The round stones are intended to create optical illusions and play with volume and negative space, said Ms. Gabriella, who studied fine art at Brandeis University in Massachusetts. She has always been drawn to architecture and sculpture, she added, especially the work of the Icelandic Danish artist Olafur Eliasson. “He’s really clever in the way that his sculptures interact and play with light and shadow,” she said. “I’ve always been fascinated by the sculptural aesthetic in terms of trying to carve out light and shadow, and play with that space.”

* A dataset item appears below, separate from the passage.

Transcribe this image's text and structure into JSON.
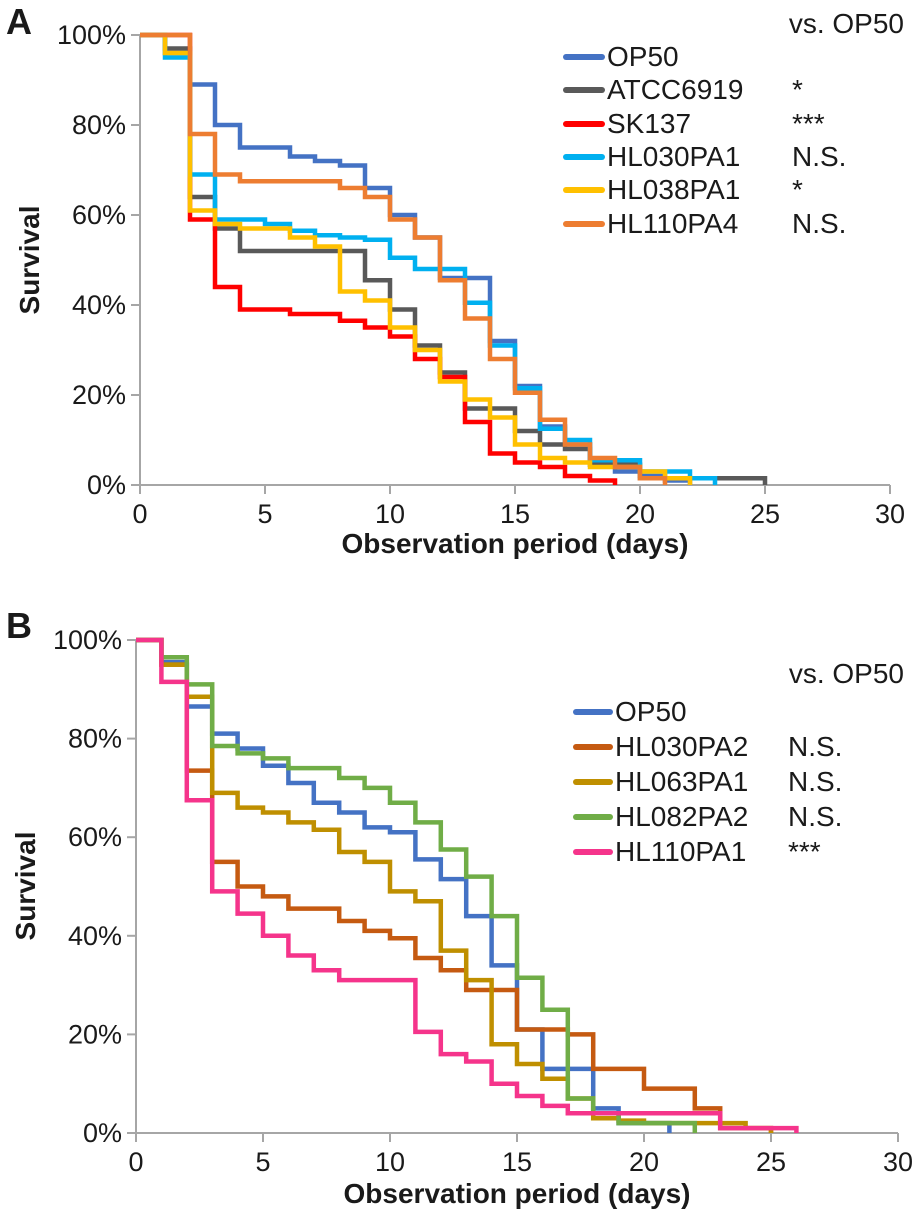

Also, her hoop earrings (from $4,600) pair hexagons with round stones, while a yellow gold bracelet ($10,280) with a line of hexagon cutouts is accented in black enamel.
Ms. Wansbrough-Jones, the London fashion stylist, described the piece as “very beautiful, symmetrical and pleasing,” but noted that a male colleague who saw the bracelet likened it to a masculine animal’s tail — which just emphasizes just how broad the hexagon’s appeal can be.